We change into our suits and head back to the beach. The waves are even choppier today, and the undertow stronger. When i say that i spent a good portion of the afternoon in a washing machine, that is exactly what it felt like. But we were having a blast so neither the expensive beachwear that spent more time off the parts they were charged with covering than on, nor the ingestion of Mother Nature’s healing saline solution, nor SuperGirl’s GoPro-mounted-on-something-that-looked-humorously-like-a-cheap-vibrator-but-was-supposed-to-be-a-float could keep us from jumping into the turbulent water again and again. And in our oblivious glee, the beach was treated to a full view of Catwoman’s porcelain backside, bits and pieces of Jamie’s various pink parts, SuperGirl’s everything as she went arse-over-tea-kettle with her not-really-a-sex-toy-with-a-camera, and pretty much the entire territory from my mighty ducks to my Christmas goose. Tho it would normally, the laughing and pointing from the other beachgoers didn’t really bother us much. Even when Catwoman got caught up in a powerful wave and was thrust between the legs of a man quietly sitting in the water, keeping a parental watch on his teenage daughters. (Incidentally, his wife thought that incident was the funniest thing she’d ever seen. We were grateful for her good sportsmanship and forgiveness!)
The above mentioned man, his adorable wife, and their teenage girls came and talked with us as we were packing up (After SuperGirl wandered over to inform them both of my birthday and to SAY NO TO FOUR FEET!). Wife checked on Catwoman, while not really containing her belly laughter at the memorable vision of a complete stranger being torpedoed into her hubby’s junk. The teenage girls talked to Jamie and the rest of us about their college plans and their delight that four “older women” would still be enjoying weekends together with our girlfriends. And Dad wanted to know if i had had both parts of my suit on at the same time at any point while at the beach. We talked and laughed til after the sun went down, then went our separate ways as we headed back.
“I have enough sand and rocks in my butt-crack to poop cobblestones.”
“I feel like i’ve had sex with an asteroid.”
“I have seaweed in my cleavage. I’m a human planter.”
“I feel like i’ve been in a bar fight.”
… All of these said with hoarse voices brought about by brutal saline therapy, and Guy Smiley grins of true happiness.
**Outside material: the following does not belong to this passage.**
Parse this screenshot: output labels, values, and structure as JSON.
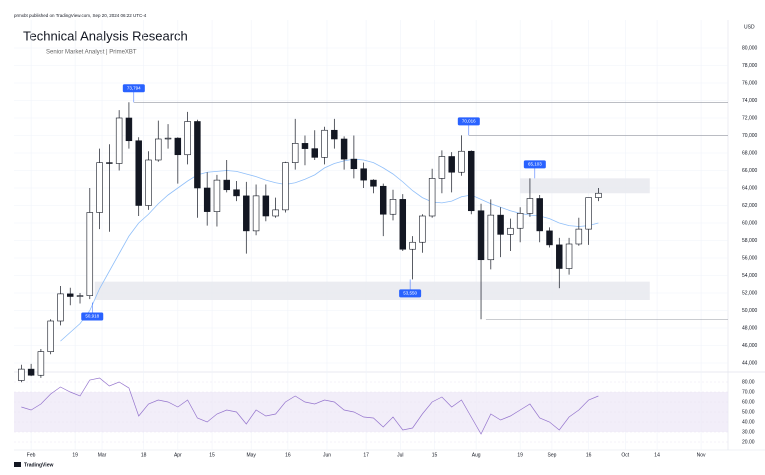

Supper that night was Portuguese brinner (Linguica and eggs with toasted sweet rolls) in the condo. Followed by world famous donuts in the morning (And yes, they were absolutely the best donuts ever!), a donation of all our leftover alcohol to the sweet family that we visually violated, and a trip to a lighthouse before the long journey home. The entire weekend contingent of the Justice League is exhausted, sunburnt and sea-battered. We’ll be digging sand and rocks out of our ears, nose, and pink parts for weeks. And we will remember this weekend as the first in hopefully dozens of Badass Women gatherings with as many members of the Justice League as we can manage.
There are more stories from the weekend, of course; but even i have a bawdiness limit on public media. In the end, this is what i hope you take away from my story:
If you have to turn 50, do it with your besties, doing something you’ve never done before, in a place where you’ve never been and no one knows you.
“Showing your ass” literally is way funnier than doing it figuratively. A one-piece may not fall down, but it’s also harder to dig rocks out of!
If you have never had a Duck Donut, put it on your bucket list.
Looking to see who is in the pool can be dangerous. Sometimes ignorance is bliss.
Be careful who you vote to control the AC, or you may find you have a need for a dogsled.
And if you have the chance to grab a Tom Brady look-alike’s bum while flying 2000 feet above a beautiful vista, take it!